25 novembre 2005

L'ongle sur la rose

HODIE

Un apprentissage du rythme et de l'infini.


Lorsqu'il était assis sous la lumière de la lampe à pétrole, parmi les coussins du grand lit, et que la chambre s'emplissait d'une ombre qui le reliait à la grande nuit derrière les vitres - il sentait, sans regarder, que l'espace environnant l'entourait d'une multitude vivante de pulsations, de bruits et de frôlements. Il percevait, sans regarder, toute une conjuration de clins d'oeil en train de s'ourdir parmi les arabesques du papier peint. Elles lui semblaient être tout à coup des oreilles qui écoutaient et des bouches qui souriaient.
Alors il faisait mine de se plonger plus attentivement dans son travail : il comptait, additionnait, recomptait, craignant de trahir cette colère qui montait en lui et essayant de contenir la tentation de se rejeter subitement en arrière, d'attraper à pleines mains une poignées de ces gerbes d'oreilles et de bouches que la nuit avait fait surgir de son sein et qui tiraient sans cesse de nouvelles pousses et de nouveaux plants de son ombilic de ténèbres.

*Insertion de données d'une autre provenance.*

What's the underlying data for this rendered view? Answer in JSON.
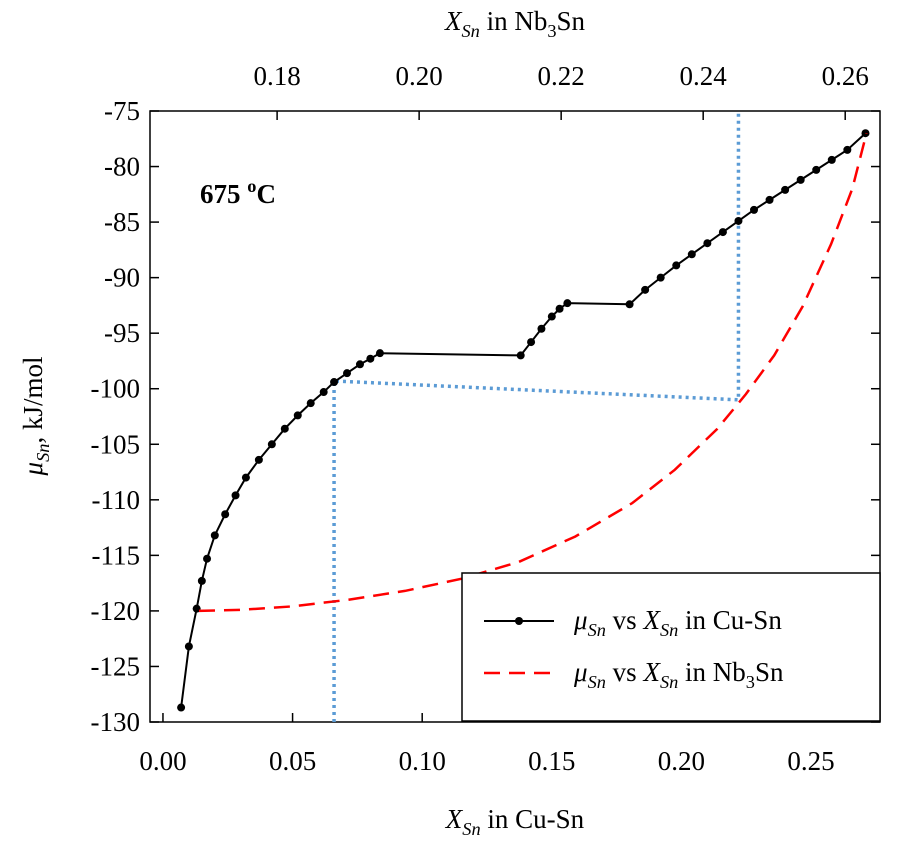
{
  "chart_data": {
    "type": "line",
    "x_label": [
      {
        "text": "X",
        "style": "italic"
      },
      {
        "text": "Sn",
        "style": "sub-italic"
      },
      {
        "text": " in Cu-Sn"
      }
    ],
    "x2_label": [
      {
        "text": "X",
        "style": "italic"
      },
      {
        "text": "Sn",
        "style": "sub-italic"
      },
      {
        "text": " in Nb"
      },
      {
        "text": "3",
        "style": "sub"
      },
      {
        "text": "Sn"
      }
    ],
    "y_label": [
      {
        "text": "μ",
        "style": "italic"
      },
      {
        "text": "Sn",
        "style": "sub-italic"
      },
      {
        "text": ", kJ/mol"
      }
    ],
    "annotation": [
      {
        "text": "675 "
      },
      {
        "text": "o",
        "style": "sup"
      },
      {
        "text": "C"
      }
    ],
    "xlim": [
      -0.005,
      0.2766
    ],
    "xticks": [
      {
        "value": 0,
        "label": "0.00"
      },
      0.05,
      {
        "value": 0.1,
        "label": "0.10"
      },
      0.15,
      {
        "value": 0.2,
        "label": "0.20"
      },
      0.25
    ],
    "x2lim": [
      0.1621,
      0.2649
    ],
    "x2ticks": [
      0.18,
      {
        "value": 0.2,
        "label": "0.20"
      },
      0.22,
      0.24,
      0.26
    ],
    "ylim": [
      -130,
      -75
    ],
    "yticks": [
      -75,
      -80,
      -85,
      -90,
      -95,
      -100,
      -105,
      -110,
      -115,
      -120,
      -125,
      -130
    ],
    "legend": "lower right",
    "series": [
      {
        "name": [
          {
            "text": "μ",
            "style": "italic"
          },
          {
            "text": "Sn",
            "style": "sub-italic"
          },
          {
            "text": " vs "
          },
          {
            "text": "X",
            "style": "italic"
          },
          {
            "text": "Sn",
            "style": "sub-italic"
          },
          {
            "text": " in Cu-Sn"
          }
        ],
        "color": "#000000",
        "marker": true,
        "dash": "solid",
        "x": [
          0.007,
          0.01,
          0.013,
          0.015,
          0.017,
          0.02,
          0.024,
          0.028,
          0.032,
          0.037,
          0.042,
          0.047,
          0.052,
          0.057,
          0.062,
          0.066,
          0.071,
          0.076,
          0.08,
          0.0837,
          0.138,
          0.142,
          0.146,
          0.15,
          0.153,
          0.156,
          0.18,
          0.186,
          0.192,
          0.198,
          0.204,
          0.21,
          0.216,
          0.222,
          0.228,
          0.234,
          0.24,
          0.246,
          0.252,
          0.258,
          0.264,
          0.271
        ],
        "values": [
          -128.7,
          -123.2,
          -119.8,
          -117.3,
          -115.3,
          -113.2,
          -111.3,
          -109.6,
          -108.0,
          -106.4,
          -105.0,
          -103.6,
          -102.4,
          -101.3,
          -100.3,
          -99.4,
          -98.6,
          -97.8,
          -97.3,
          -96.8,
          -97.0,
          -95.8,
          -94.6,
          -93.5,
          -92.8,
          -92.3,
          -92.4,
          -91.1,
          -90.0,
          -88.9,
          -87.9,
          -86.9,
          -85.9,
          -84.9,
          -83.9,
          -83.0,
          -82.1,
          -81.2,
          -80.3,
          -79.4,
          -78.5,
          -77.0
        ]
      },
      {
        "name": [
          {
            "text": "μ",
            "style": "italic"
          },
          {
            "text": "Sn",
            "style": "sub-italic"
          },
          {
            "text": " vs "
          },
          {
            "text": "X",
            "style": "italic"
          },
          {
            "text": "Sn",
            "style": "sub-italic"
          },
          {
            "text": " in Nb"
          },
          {
            "text": "3",
            "style": "sub"
          },
          {
            "text": "Sn"
          }
        ],
        "color": "#ff0000",
        "marker": false,
        "dash": "dashed",
        "axis": "x2",
        "x": [
          0.169,
          0.175,
          0.182,
          0.19,
          0.198,
          0.206,
          0.214,
          0.222,
          0.23,
          0.236,
          0.242,
          0.246,
          0.25,
          0.254,
          0.258,
          0.261,
          0.263
        ],
        "values": [
          -120,
          -119.9,
          -119.6,
          -119.0,
          -118.2,
          -117.1,
          -115.6,
          -113.3,
          -110.3,
          -107.3,
          -103.6,
          -100.5,
          -97.0,
          -92.6,
          -87.0,
          -82.0,
          -77.0
        ]
      }
    ],
    "guides": [
      {
        "color": "#5b9bd5",
        "x": [
          0.066,
          0.066,
          0.222,
          0.222
        ],
        "values": [
          -130,
          -99.3,
          -101,
          -75
        ]
      }
    ]
  }
}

Il ne retrouvait son calme qu'à l'heure où, avec la retraite de la nuit, le papier peint s'étiolait, perdait ses feuilles et ses fleurs, laissait apercevoir, à travers ses branches dénudées, l'aurore lointaine.
Alors, parmi le gazouillis d'oiseaux en papier peint, dans l'aube jaune d'hiver, il sombrait pour quelques heures dans un sommeil noir et dense.